1. Moore asked King to write to the president of the North Carolina Baptist state convention, who had not been supportive of the voting drive because of “close ties with the political officials in Raleigh.” He also requested that King wire his thanks to four bishops for their support of the campaign, arrange a loan of $100 from SCLC or the MIA to “get us rolling,” and that King “not let us down as far as the April 9 mass meeting.”
2. The summit conference was sponsored by the Church Leaders’ Conference on Registration and Voting of North Carolina, the NAACP, and SCLC (“Resistance, Apathy Major Negro Problems, Says King,” Montgomery Advertiser, 10 April 1958; In Friendship, Newsletter, April 1958). Also on 9 April, King preached “What Is Man?” and lectured on “The Peril of Conformity” at Shaw University in Raleigh (Shaw University, Program for eighteenth annual public worship service, 9 April 1958).

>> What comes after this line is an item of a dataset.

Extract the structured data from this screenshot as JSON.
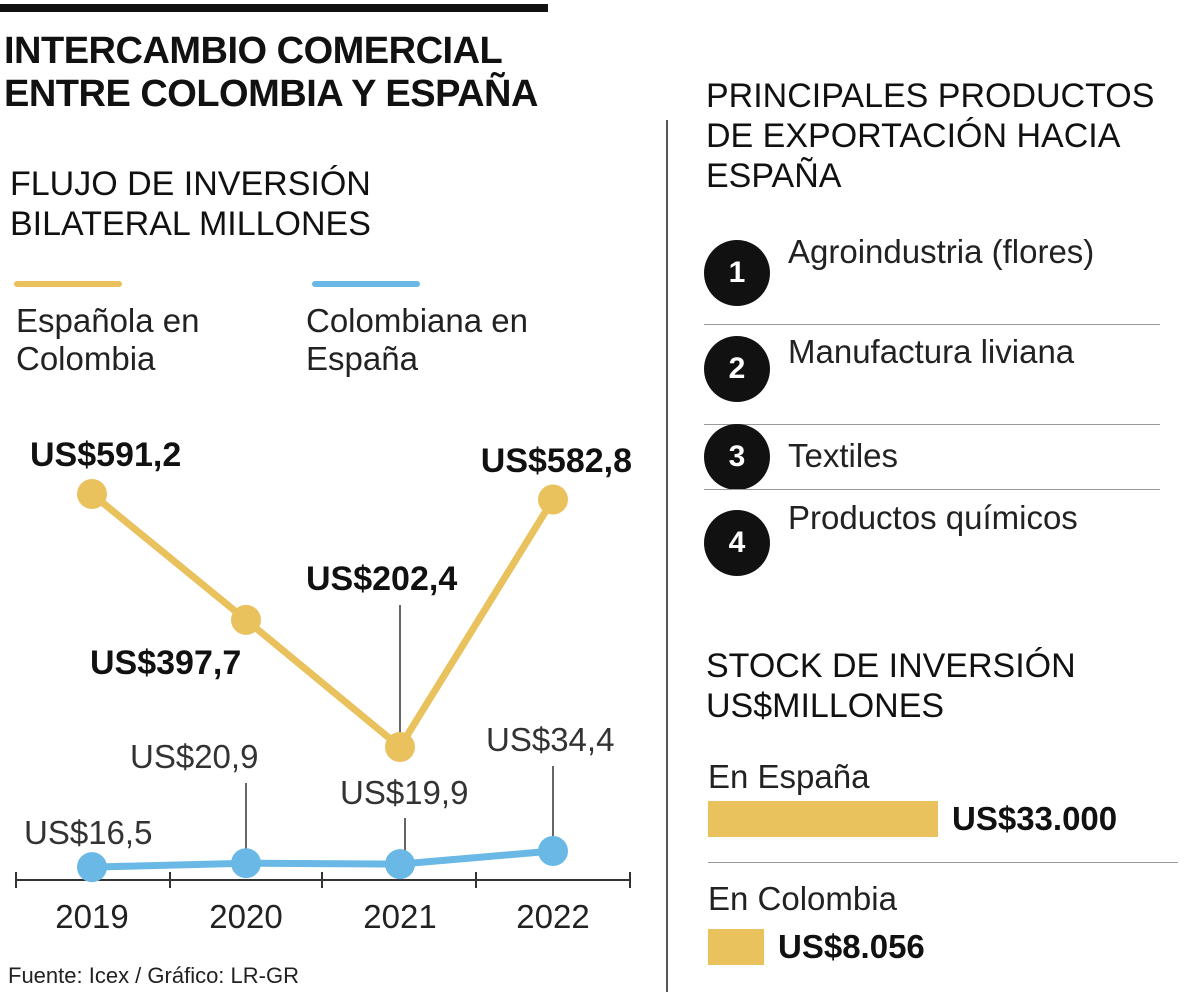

3. Alabama native David Rice Hedgley, pastor of the First Baptist Church in Winston-Salem, North Carolina from 1944 to 1972, was also a board member of the Urban League, the NAACP, and a member of the organizing committee of the 9 April Summit Conference.
MLKP-MBU. Martin Luther King, Jr., Papers, 1954-1968, Howard Gotlieb Archival Research Center, Boston University, Boston, Mass.